In February, Shahad Al Rawi made history by being the youngest woman author to be shortlisted for the International Prize for Arabic Fiction. Born in Baghdad in 1986, Al Rawi impressed judges and captivated readers with a debut novel marked with a wild inventiveness and emotional depth that belied her age.
Despite the many strengths of The Baghdad Clock, the judges decreed – rightly – that its author, who was at the start of her career, was more a worthy nominee than a deserving winner.
In the end, Ibrahim Nasrallah carried the day, but Al Rawi’s book was a number one bestseller in Iraq, Dubai and the UAE, and its commercial success and critical approbation have made her a writer to watch. So much so that an English translation of her novel, by Luke Leafgren, now arrives only two years on from the original publication.
The book follows two girls as they grow up and come undone during war and peace in the Iraqi capital.
By focusing on individuals struggling with personal concerns and shared upheavals within a fragmenting community, Al Rawi gets under the skin and into the minds of her characters, and shows their determination to thrive and survive through both love and friendship.
The novel opens in January 1991 with the girls getting to know each other in a large, damp Baghdad bomb shelter. Our narrator remains nameless; her new friend is Nadia. After enduring more than 20 nights of cold, hunger, and above all, fear, the pair emerge, become close and spend sunny days together in their neighbourhood.
Days turn into years. One morning, a neighbour who regularly enthralls the girls with her Kurdish stories and songs, packs a suitcase and returns to live with her family in the mountains.
When sanctions kick in and start to bite, families up sticks and emigrate. “It’s death in another form,” the narrator’s mother tells her. The girls are envious of those who leave to start afresh: “Those friends left for cold cities while we disintegrated where we were, living our days of dust with frozen smiles.”
However, they accept the loss and the worsening social conditions and make the most of their adolescence. They pass exams and secure places at university; they receive scented love letters from boys and have secret assignations.
But then war rears its head again, disrupting everything. “We moved like iron filings under the influence of its negative charge, having lost all sense of direction.”
As Baghdad falls, the friends are separated, family members are detained and loved ones go into hiding.
When the girls are reunited they decide to write a record of their fast-imploding neighbourhood to honour those that left it and to safeguard its valuable memories.
The Baghdad Clock is a stirring, and at times moving, portrait of two young women sticking together while everything around them falls apart.
They lose their way – “our stride fell out of harmony, we began to stumble frequently on our path” – but both come to realise that their similarities are greater than their differences and their friendship is worth preserving.

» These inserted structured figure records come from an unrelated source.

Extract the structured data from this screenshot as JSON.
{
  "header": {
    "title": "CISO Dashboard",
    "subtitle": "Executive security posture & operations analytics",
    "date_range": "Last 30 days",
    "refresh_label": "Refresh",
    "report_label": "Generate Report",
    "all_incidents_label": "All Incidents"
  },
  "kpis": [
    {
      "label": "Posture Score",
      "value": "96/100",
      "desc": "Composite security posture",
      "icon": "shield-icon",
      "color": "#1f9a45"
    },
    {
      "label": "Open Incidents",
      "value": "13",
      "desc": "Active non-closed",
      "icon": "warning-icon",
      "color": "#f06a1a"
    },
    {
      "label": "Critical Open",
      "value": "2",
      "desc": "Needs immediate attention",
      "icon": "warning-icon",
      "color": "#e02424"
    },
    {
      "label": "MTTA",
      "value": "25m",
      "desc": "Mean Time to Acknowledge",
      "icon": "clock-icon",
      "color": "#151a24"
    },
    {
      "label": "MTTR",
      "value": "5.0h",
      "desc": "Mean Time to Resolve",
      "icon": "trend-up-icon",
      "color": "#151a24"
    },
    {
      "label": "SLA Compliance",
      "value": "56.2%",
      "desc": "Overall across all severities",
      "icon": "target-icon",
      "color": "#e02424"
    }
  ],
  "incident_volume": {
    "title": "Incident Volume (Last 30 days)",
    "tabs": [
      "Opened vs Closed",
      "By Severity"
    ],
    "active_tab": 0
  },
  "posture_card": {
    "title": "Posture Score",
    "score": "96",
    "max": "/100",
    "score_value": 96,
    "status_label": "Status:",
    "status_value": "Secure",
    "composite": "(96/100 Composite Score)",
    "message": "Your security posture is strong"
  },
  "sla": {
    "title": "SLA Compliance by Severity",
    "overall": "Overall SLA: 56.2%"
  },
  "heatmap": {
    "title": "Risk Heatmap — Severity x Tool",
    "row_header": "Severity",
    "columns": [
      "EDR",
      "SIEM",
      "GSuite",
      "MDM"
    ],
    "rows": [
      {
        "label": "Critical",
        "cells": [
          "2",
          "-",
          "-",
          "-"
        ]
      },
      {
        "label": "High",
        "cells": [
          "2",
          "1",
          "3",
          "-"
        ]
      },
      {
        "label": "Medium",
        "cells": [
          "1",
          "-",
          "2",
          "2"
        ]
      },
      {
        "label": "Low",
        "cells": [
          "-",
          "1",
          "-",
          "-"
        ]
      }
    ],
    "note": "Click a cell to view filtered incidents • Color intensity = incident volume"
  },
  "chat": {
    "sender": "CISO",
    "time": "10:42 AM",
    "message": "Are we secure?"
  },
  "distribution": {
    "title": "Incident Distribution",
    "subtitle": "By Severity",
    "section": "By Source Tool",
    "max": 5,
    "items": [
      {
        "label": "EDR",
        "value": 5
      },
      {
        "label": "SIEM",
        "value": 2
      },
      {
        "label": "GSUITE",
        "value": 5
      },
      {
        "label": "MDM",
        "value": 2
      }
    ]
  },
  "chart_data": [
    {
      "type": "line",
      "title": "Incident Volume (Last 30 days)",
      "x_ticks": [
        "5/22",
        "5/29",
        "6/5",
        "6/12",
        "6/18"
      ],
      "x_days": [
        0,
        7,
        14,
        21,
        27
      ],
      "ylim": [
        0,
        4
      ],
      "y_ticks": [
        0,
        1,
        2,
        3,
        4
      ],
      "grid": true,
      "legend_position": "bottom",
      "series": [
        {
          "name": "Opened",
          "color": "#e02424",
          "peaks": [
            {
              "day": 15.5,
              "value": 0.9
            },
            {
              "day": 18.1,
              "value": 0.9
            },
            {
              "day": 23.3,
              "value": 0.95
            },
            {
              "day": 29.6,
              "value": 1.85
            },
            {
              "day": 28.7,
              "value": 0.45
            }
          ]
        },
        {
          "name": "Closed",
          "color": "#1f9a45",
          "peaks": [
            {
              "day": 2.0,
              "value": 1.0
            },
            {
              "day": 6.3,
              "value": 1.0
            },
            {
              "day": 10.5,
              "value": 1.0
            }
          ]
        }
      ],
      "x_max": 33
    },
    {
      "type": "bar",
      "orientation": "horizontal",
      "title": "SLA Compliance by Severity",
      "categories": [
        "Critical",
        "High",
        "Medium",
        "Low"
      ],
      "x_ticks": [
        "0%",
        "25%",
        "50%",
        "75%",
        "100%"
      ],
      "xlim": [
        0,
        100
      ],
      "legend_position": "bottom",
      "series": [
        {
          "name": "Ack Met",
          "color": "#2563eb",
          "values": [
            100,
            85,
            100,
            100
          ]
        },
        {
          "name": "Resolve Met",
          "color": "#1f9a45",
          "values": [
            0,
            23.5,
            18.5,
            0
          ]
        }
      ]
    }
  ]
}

Al Rawi provides compelling depictions of each stage of the girls’ journey to adulthood. Particularly convincing, and especially enchanting, is her rendering of childlike wonder – from the narrator’s belief that her eyes will turn green when she grows up, to her worries about the Baghdad Clock (“Did it get any time off?”). Later, they are older yet none the wiser to the ways of the world and the whims of Iraq’s despot-ruler, and the narrator questions rituals and traditions and becomes stifled by politics and slogans. Her wide-eyed innocence is replaced by bleak cynicism. “Come along, war, my old friend!” she says. “Come, get rid of us like human scraps, superfluous to this world.”
The girl witnesses a woman committing suicide by leaping from a bridge into the Tigris. It is a pivotal moment in her life, an abrupt end to her youth.
It is also a rare instance of violence in the book. For the most part, Al Rawi only reports or alludes to carnage and casualties. She is concerned not with the act of violence but the effect of it, the way it can destroy both a neighbourhood and a childhood. It is a bold move but one she manages with aplomb.
She is less successful in other areas. Her narrator loves Gabriel Garcia Marquez's One Hundred Years of Solitude – but Al Rawi's attempts at magic realism (a dog whose actions predict future events; a woman who finds a whale in her kitchen) lack purpose and fail to charm. Worse, a character called Uncle Shawkat delivers trite platitudes or waxes sentimental about crying rivers of tears, or feeling like a stick either swept along "by the heedless waves of this life" or "left to lie on the ground of chance".
Al Rawi fares better when her characters talk straight and when her surreal flourishes have serious ramifications: the narrator’s ability to enter Nadia’s dreams, or a soothsayer’s grim warnings about the future – and those predictions coming all-too-true.